Su último gran legado: la certeza de que la Iglesia debe ser sinodal, es decir, que debe garantizar la participación de muchas voces en el camino que va recorriendo.
En nuestro país nos ha regalado la canonización de Mamá Antula y del Cura Brochero, así como también el reconocimiento oficial del martirio y la beatificación de Monseñor Angelelli y sus compañeros. Y, seguramente, en cuanto termine de escribir estas palabras recordaré tantas otras cosas que ahora no estoy colocando. Porque, lo sabemos, podríamos seguir mucho tiempo más.
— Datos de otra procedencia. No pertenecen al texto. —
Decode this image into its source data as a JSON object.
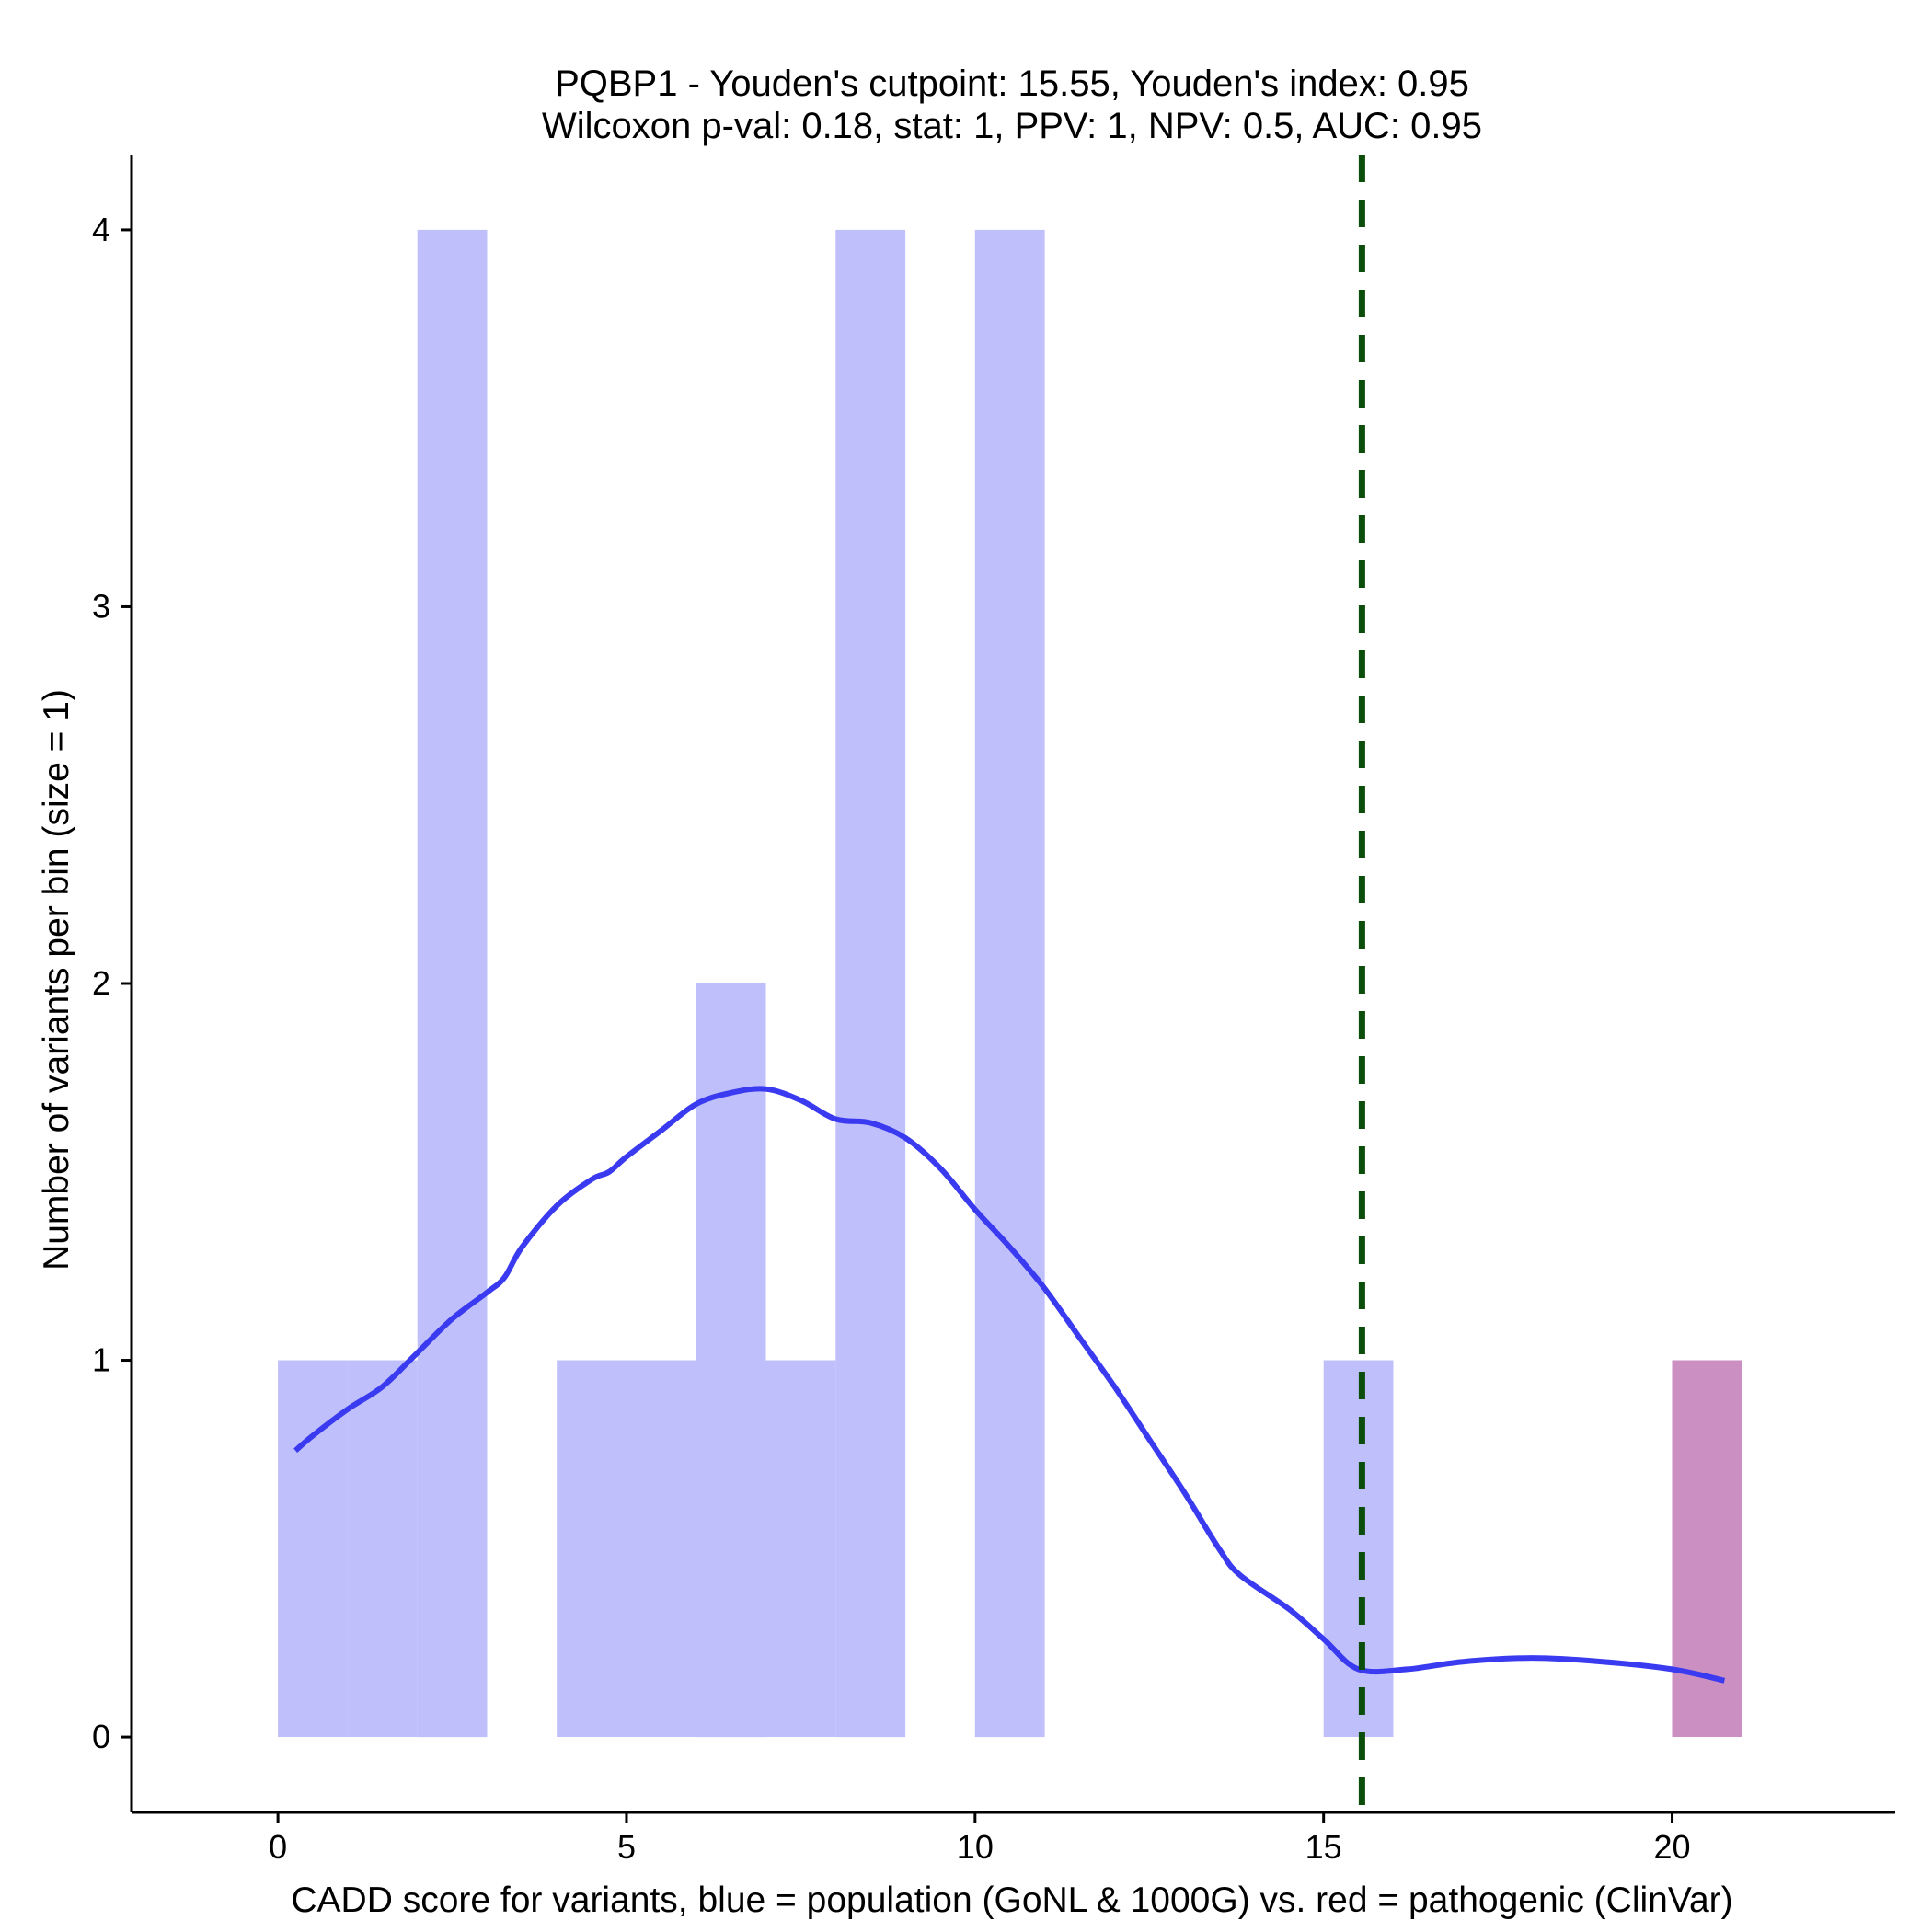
{
  "chart_data": {
    "type": "bar",
    "title": "PQBP1 - Youden's cutpoint: 15.55, Youden's index: 0.95",
    "subtitle": "Wilcoxon p-val: 0.18, stat: 1, PPV: 1, NPV: 0.5, AUC: 0.95",
    "xlabel": "CADD score for variants, blue = population (GoNL & 1000G) vs. red = pathogenic (ClinVar)",
    "ylabel": "Number of variants per bin (size = 1)",
    "xlim": [
      -2.1,
      23.2
    ],
    "ylim": [
      -0.2,
      4.2
    ],
    "x_ticks": [
      0,
      5,
      10,
      15,
      20
    ],
    "y_ticks": [
      0,
      1,
      2,
      3,
      4
    ],
    "bin_size": 1,
    "grid": false,
    "cutpoint": 15.55,
    "cutpoint_color": "#0b4d0b",
    "series": [
      {
        "color": "#bfbffc",
        "bins": [
          {
            "x0": 0,
            "x1": 1,
            "count": 1
          },
          {
            "x0": 1,
            "x1": 2,
            "count": 1
          },
          {
            "x0": 2,
            "x1": 3,
            "count": 4
          },
          {
            "x0": 4,
            "x1": 5,
            "count": 1
          },
          {
            "x0": 5,
            "x1": 6,
            "count": 1
          },
          {
            "x0": 6,
            "x1": 7,
            "count": 2
          },
          {
            "x0": 7,
            "x1": 8,
            "count": 1
          },
          {
            "x0": 8,
            "x1": 9,
            "count": 4
          },
          {
            "x0": 10,
            "x1": 11,
            "count": 4
          },
          {
            "x0": 15,
            "x1": 16,
            "count": 1
          }
        ]
      },
      {
        "color": "#cc8fc2",
        "bins": [
          {
            "x0": 20,
            "x1": 21,
            "count": 1
          }
        ]
      }
    ],
    "density": {
      "color": "#3a3af0",
      "points": [
        [
          0.25,
          0.76
        ],
        [
          0.5,
          0.8
        ],
        [
          1.0,
          0.87
        ],
        [
          1.5,
          0.93
        ],
        [
          2.0,
          1.02
        ],
        [
          2.5,
          1.11
        ],
        [
          3.0,
          1.18
        ],
        [
          3.25,
          1.22
        ],
        [
          3.5,
          1.3
        ],
        [
          4.0,
          1.41
        ],
        [
          4.5,
          1.48
        ],
        [
          4.75,
          1.5
        ],
        [
          5.0,
          1.54
        ],
        [
          5.5,
          1.61
        ],
        [
          6.0,
          1.68
        ],
        [
          6.5,
          1.71
        ],
        [
          7.0,
          1.72
        ],
        [
          7.5,
          1.69
        ],
        [
          8.0,
          1.64
        ],
        [
          8.5,
          1.63
        ],
        [
          9.0,
          1.59
        ],
        [
          9.5,
          1.51
        ],
        [
          10.0,
          1.4
        ],
        [
          10.5,
          1.3
        ],
        [
          11.0,
          1.19
        ],
        [
          11.5,
          1.06
        ],
        [
          12.0,
          0.93
        ],
        [
          12.5,
          0.79
        ],
        [
          13.0,
          0.65
        ],
        [
          13.5,
          0.5
        ],
        [
          13.8,
          0.43
        ],
        [
          14.5,
          0.34
        ],
        [
          15.0,
          0.26
        ],
        [
          15.5,
          0.18
        ],
        [
          16.2,
          0.18
        ],
        [
          17.0,
          0.2
        ],
        [
          18.0,
          0.21
        ],
        [
          19.0,
          0.2
        ],
        [
          20.0,
          0.18
        ],
        [
          20.75,
          0.15
        ]
      ]
    }
  }
}
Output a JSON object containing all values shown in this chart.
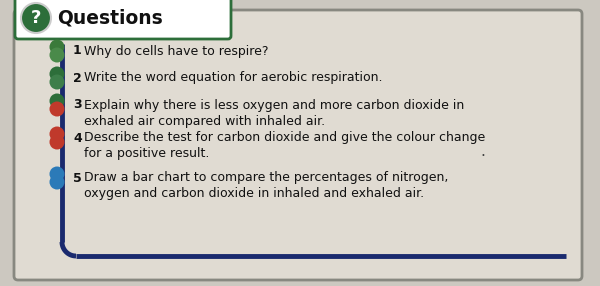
{
  "title": "Questions",
  "title_icon": "?",
  "background_color": "#ccc8c0",
  "box_bg_color": "#e0dbd2",
  "header_bg_color": "#ffffff",
  "header_border_color": "#2d6e3a",
  "title_color": "#111111",
  "sidebar_color": "#1a2a6e",
  "questions": [
    {
      "number": "1",
      "text": "Why do cells have to respire?",
      "dot_colors": [
        "#3a7a3a",
        "#4a8a4a"
      ],
      "continuation": null
    },
    {
      "number": "2",
      "text": "Write the word equation for aerobic respiration.",
      "dot_colors": [
        "#2d6e3a",
        "#3d7e4a"
      ],
      "continuation": null
    },
    {
      "number": "3",
      "text": "Explain why there is less oxygen and more carbon dioxide in",
      "dot_colors": [
        "#2d6e3a",
        "#c0392b"
      ],
      "continuation": "exhaled air compared with inhaled air."
    },
    {
      "number": "4",
      "text": "Describe the test for carbon dioxide and give the colour change",
      "dot_colors": [
        "#c0392b",
        "#c0392b"
      ],
      "continuation": "for a positive result."
    },
    {
      "number": "5",
      "text": "Draw a bar chart to compare the percentages of nitrogen,",
      "dot_colors": [
        "#2b7ab8",
        "#2b7ab8"
      ],
      "continuation": "oxygen and carbon dioxide in inhaled and exhaled air."
    }
  ],
  "figsize": [
    6.0,
    2.86
  ],
  "dpi": 100
}
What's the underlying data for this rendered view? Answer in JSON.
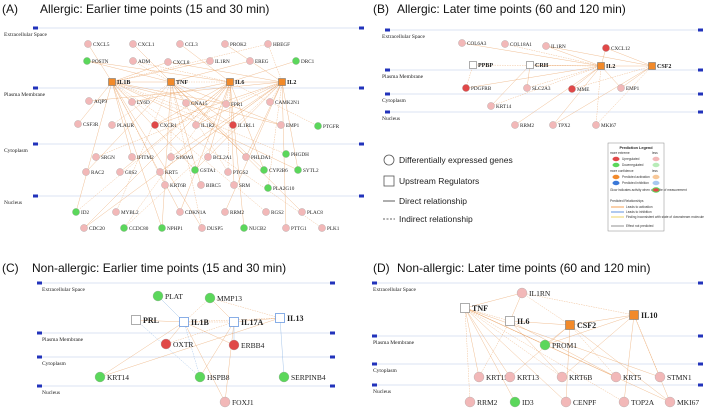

Lo que no podemos dejar de decir es que tanto sus palabras como sus gestos y sus sufrimientos tienen una única y misma fuente: el ejemplo de Jesús. Francisco dijo lo que dijo, hizo lo que hizo y sufrió lo que sufrió, simplemente porque ese es el modo en que habló, vivió y sufrió Jesús.
Para algunos, no haber venido a Argentina seguirá siendo una deuda imperdonable. Otros, a esta altura de los acontecimientos, ya se han dado cuenta que eso no es lo central en una figura que estuvo llamada a ejercer un liderazgo mundial y que lo logró con creces. Lo cierto es que Francisco, el Papa del fin del mundo, ha sido un antes y un después en la historia de la Iglesia y que su modo de seguir a Jesús ha cautivado a millones de personas a lo largo y a lo ancho del planeta.
Ese es el legado que debemos continuar: seguir transmitiendo la cercanía, la misericordia y la ternura de Dios a toda una humanidad que necesita cada vez más vivir como hermanos y hermanas.
Gracias, Francisco… sigue cuidándonos… y hasta siempre.